On the plus side, the existing buildings have low operating costs because of the geothermal heat. The facilities are structurally sound and well maintained. The junior high has a science room, lab facilities and two gymnasiums.
The Task Force believes the intermediate school should be preserved as an historic site.
School superintendent Duane Noggle noted that if Pagosa Springs grows, the intermediate school cannot handle any more students. The junior high can handle 100-200 more students at the most.
The Task Force has identified potential school location sites and is working on a basic assessment of those locations. Scott pointed out that the multiple schools’ on one campus concept was just an idea. The Task Force determined at their first meeting that the district is not in a position to determine the viability of this idea.
“The Task Force is not leaning to a K-12 campus. We haven’t ruled it out, but it is not what is driving this and it did not end up in the CVC conceptual plan,” Scott said.

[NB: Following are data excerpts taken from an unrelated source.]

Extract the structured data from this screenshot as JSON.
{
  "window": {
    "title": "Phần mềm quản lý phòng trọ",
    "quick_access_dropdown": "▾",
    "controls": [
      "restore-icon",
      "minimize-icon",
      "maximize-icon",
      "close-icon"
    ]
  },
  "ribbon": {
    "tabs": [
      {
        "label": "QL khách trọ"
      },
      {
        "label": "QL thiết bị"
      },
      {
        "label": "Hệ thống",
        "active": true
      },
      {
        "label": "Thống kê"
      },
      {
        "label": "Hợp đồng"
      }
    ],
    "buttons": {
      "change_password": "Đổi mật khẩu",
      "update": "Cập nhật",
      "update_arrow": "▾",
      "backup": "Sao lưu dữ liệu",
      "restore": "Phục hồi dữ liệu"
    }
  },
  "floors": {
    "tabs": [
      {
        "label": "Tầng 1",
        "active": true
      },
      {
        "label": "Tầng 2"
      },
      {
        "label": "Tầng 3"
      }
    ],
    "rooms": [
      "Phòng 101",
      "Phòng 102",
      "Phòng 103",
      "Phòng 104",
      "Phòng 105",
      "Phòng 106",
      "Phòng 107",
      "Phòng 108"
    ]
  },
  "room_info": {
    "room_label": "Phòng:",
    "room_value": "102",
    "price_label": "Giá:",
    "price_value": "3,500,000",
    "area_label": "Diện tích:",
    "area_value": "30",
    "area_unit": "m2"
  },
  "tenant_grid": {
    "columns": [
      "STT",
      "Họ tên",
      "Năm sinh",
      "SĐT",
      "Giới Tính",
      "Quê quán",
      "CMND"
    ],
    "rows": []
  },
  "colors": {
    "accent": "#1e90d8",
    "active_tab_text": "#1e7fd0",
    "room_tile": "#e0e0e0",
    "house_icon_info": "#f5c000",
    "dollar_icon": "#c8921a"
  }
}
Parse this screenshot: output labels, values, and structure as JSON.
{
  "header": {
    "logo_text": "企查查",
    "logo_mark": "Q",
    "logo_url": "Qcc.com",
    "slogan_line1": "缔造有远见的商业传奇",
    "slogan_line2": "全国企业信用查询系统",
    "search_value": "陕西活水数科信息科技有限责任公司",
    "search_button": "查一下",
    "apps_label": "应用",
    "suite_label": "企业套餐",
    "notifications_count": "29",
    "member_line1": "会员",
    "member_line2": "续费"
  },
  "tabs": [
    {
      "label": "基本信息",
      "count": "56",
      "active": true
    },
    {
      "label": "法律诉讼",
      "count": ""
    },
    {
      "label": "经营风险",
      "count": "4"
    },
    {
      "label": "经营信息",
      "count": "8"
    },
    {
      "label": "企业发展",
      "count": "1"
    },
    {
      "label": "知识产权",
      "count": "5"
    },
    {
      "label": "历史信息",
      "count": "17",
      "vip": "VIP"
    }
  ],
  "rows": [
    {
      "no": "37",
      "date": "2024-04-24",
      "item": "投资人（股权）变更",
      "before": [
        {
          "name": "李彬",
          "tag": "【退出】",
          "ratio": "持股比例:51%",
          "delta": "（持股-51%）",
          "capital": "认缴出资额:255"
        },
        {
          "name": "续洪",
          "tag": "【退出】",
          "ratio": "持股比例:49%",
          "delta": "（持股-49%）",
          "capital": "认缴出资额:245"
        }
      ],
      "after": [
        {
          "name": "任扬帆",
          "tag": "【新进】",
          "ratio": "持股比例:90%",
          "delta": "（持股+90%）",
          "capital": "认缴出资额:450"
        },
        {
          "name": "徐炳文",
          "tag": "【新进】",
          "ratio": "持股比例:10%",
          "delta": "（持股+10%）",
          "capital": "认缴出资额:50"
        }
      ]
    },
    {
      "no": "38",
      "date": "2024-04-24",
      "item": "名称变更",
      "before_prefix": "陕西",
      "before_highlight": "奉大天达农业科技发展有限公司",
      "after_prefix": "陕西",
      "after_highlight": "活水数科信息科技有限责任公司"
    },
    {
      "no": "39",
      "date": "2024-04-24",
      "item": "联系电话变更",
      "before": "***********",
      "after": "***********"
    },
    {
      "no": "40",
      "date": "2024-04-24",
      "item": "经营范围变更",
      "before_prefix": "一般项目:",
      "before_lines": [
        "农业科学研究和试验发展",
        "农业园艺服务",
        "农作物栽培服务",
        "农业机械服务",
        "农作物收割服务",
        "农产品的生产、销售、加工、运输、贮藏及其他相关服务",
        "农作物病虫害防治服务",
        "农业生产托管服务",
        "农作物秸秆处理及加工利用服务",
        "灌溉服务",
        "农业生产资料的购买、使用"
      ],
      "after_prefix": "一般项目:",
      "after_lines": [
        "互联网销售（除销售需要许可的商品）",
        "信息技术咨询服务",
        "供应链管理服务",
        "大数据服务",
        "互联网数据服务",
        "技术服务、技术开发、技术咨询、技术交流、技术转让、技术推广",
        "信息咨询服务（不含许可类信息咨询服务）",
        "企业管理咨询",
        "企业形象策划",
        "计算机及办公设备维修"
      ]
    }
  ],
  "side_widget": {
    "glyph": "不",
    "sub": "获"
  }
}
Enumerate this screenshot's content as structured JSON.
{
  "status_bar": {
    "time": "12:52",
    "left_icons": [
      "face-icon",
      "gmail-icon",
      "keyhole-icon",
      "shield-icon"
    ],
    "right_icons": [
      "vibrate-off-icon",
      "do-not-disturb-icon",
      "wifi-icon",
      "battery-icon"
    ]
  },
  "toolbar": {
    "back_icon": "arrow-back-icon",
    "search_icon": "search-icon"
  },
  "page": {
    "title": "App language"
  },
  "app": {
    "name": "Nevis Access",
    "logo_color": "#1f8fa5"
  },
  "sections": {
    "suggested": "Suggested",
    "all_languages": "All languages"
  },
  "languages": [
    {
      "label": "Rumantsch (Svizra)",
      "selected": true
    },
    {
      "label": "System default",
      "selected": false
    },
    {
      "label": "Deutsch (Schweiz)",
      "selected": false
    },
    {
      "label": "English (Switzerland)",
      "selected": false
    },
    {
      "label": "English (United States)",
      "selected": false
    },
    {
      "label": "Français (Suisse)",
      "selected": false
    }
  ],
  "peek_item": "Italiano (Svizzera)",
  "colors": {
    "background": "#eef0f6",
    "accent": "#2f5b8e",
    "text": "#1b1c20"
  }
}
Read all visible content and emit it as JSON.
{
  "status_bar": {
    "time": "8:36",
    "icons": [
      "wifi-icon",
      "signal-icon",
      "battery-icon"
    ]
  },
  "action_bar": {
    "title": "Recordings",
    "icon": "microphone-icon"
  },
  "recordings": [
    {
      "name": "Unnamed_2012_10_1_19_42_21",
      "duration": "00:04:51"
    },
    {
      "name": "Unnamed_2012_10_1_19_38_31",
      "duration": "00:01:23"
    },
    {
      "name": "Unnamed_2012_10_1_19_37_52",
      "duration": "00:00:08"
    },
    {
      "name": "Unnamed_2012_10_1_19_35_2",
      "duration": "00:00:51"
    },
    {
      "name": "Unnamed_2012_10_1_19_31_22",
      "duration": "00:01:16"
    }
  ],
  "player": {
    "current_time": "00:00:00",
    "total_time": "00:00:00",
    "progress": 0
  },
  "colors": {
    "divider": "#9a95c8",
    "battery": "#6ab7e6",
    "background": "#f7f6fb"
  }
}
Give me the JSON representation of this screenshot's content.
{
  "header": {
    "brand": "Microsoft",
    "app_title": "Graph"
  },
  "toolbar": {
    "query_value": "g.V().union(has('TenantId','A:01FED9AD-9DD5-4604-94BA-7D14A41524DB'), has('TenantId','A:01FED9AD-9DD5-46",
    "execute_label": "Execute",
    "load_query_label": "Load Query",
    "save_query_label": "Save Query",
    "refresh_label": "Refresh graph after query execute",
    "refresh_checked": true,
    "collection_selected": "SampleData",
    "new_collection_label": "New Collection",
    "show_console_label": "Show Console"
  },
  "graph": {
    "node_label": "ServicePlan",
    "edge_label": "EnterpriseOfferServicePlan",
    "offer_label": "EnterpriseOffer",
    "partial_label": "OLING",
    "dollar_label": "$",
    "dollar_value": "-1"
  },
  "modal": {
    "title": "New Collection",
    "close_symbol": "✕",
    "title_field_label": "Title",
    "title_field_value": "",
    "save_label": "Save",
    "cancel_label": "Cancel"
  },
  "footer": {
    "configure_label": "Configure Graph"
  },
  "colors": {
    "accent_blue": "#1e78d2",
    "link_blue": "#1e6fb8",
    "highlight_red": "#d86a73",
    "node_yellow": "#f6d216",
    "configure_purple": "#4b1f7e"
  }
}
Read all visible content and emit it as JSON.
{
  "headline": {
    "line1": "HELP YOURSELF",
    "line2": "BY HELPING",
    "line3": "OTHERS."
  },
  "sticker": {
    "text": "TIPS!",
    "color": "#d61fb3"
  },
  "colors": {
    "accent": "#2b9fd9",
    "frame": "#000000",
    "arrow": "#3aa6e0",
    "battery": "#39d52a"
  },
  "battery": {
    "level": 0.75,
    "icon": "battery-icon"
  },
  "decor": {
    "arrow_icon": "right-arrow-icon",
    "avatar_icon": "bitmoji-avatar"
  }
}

Finally, the Task Force addressed the perceived barriers and limitations to relocation, including enrollment issues, community perception and buy-in and funding. The Task Force acknowledged that proceeds from the sale of real estate can be reinvested in new, more modern facilities.
“Archuleta County needs to implement impact fees to help fund schools based upon growth,” Noggle said. Impact fees are charges assessed to a developer in an attempt to recover some, if not all, of the costs incurred by a local government to provide public facilities to serve a new development.
The Task Force voted unanimously to approve the resolution, which includes a recommendation that the District diligently pursue securing the Town of Pagosa Springs’ maintenance yard property located off 5th Street, adjacent to the High School parking lot, for its new Maintenance and Transportation building.
School Board Secretary, Sandy Caves, asked: “Does the Task Force have ideas of what they want from us?”
“What would you like us as a committee to help you with?” Scott replied.
Board president Mike Haynes suggested that the Task Force might help with the feasibility issues of how the district might fund new buildings. He was also interested in public opinion. “I want to hear from people outside of the Vision Council. I’m interested in hearing from everyone who has kids in school and doesn’t have kids in school,” Haynes said.
“The District needs to engage in their own planning process,” Scott replied, “to get information from their constituents.” Scott added that the January 13 public hearing on the conceptual plan will have a break out session focused on schools.
“We see the same people at these meetings,” Haynes said. “How do we engage more people to use as a barometer who aren’t showing up at these meetings?”
Task Force members include: Duane Noggle, Chris Hinger, Heidi Keshet, Rick Schur, Mark DeVoti, Bill Esterbrook, Steve Walston, Terry Alley, Carol Brown, Angela Atkinson, and Lisa Scott.